A POST /api/v1/leads with a new lead flows as:

  1. Middleware assigns a request ID, binds it to structlog context.
  2. Router (api/routers/leads.py) validates input via Pydantic.
  3. DI resolves a singleton AcquisitionPipeline.
  4. Pipeline runs:
    • IntakeAgent normalizes + dedup
    • PainExtractorAgent runs keyword pass, tries LLM enrichment (Arabic→GLM)

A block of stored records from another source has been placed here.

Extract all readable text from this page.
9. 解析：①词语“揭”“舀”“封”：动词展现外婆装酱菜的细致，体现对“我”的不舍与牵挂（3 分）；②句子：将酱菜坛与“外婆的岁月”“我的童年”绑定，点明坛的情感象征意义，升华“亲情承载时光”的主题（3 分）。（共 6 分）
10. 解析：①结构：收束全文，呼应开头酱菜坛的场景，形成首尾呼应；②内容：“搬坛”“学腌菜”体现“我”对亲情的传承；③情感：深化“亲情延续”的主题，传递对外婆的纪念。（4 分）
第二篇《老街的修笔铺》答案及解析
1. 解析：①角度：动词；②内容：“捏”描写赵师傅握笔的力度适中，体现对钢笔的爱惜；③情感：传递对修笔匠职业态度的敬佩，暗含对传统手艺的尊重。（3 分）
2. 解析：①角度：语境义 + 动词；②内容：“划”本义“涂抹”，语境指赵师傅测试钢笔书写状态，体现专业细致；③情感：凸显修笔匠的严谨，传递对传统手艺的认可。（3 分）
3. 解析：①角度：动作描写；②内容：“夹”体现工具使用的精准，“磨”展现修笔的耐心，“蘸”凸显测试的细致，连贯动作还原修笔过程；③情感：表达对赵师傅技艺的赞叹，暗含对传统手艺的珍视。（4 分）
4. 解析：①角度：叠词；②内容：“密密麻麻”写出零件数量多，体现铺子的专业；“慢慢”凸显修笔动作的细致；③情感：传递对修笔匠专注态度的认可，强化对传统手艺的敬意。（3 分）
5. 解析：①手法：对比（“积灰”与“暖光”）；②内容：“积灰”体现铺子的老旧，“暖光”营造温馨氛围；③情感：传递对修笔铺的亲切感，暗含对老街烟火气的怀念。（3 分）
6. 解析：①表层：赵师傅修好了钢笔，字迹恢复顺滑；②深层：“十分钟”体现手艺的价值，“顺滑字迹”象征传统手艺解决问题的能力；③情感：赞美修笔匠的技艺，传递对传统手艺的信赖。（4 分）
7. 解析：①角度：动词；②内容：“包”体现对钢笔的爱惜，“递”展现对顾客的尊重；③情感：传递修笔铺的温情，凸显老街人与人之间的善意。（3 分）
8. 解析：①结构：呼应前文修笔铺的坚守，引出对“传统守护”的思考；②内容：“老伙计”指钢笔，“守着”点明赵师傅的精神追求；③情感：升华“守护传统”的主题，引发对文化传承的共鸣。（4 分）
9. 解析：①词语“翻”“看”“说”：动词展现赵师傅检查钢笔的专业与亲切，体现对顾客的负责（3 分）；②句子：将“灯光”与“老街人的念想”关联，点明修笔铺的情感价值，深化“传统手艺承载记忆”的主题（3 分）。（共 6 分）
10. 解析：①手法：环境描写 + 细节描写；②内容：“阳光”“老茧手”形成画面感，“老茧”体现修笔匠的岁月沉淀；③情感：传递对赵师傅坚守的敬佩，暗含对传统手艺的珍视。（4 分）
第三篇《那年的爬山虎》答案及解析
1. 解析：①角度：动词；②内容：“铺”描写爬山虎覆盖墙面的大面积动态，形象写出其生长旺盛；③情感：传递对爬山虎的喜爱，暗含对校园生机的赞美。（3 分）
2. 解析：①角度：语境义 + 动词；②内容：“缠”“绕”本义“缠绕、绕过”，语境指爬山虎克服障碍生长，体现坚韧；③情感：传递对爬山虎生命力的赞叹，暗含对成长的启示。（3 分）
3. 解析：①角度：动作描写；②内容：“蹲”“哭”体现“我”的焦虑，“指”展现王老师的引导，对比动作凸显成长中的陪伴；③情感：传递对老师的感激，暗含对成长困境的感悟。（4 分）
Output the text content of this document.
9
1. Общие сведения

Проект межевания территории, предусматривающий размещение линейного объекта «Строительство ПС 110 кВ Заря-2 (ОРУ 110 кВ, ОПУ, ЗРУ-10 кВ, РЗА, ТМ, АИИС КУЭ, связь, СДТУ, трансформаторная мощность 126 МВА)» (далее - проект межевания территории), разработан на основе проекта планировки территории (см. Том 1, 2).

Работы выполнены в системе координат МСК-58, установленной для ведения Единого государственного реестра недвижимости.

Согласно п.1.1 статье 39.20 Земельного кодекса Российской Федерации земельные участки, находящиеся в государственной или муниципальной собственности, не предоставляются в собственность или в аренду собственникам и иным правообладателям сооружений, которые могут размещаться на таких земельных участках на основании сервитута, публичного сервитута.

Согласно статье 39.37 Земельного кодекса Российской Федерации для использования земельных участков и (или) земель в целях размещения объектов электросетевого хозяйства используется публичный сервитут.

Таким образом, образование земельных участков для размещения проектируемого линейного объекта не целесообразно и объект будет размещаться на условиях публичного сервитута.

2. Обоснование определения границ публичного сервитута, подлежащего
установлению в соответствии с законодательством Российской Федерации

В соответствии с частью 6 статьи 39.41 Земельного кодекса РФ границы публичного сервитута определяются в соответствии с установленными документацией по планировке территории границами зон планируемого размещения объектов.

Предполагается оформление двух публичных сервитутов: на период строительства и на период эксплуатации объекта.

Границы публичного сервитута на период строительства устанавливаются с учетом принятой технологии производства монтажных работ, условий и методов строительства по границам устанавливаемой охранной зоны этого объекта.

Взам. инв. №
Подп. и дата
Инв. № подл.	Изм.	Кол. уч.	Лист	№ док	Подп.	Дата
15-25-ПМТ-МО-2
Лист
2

    • ICPMatcherAgent scores Fit across 5 dimensions
    • QualificationAgent generates BANT questions (Claude)
    • CRMAgent upserts to HubSpot (best-effort)
    • If fit≥0.5: BookingAgent picks Calendly or Google Cal
    • If fit≥0.7 + opt-in: ProposalAgent drafts proposal via Claude
  5. Pipeline returns a PipelineResult with any warnings from failed steps.
  6. Router serializes to PipelineResponse.
  7. Middleware logs completion with duration.

Total LLM calls: 24 depending on flags. With caching and Groq for classification, p50 < 5s.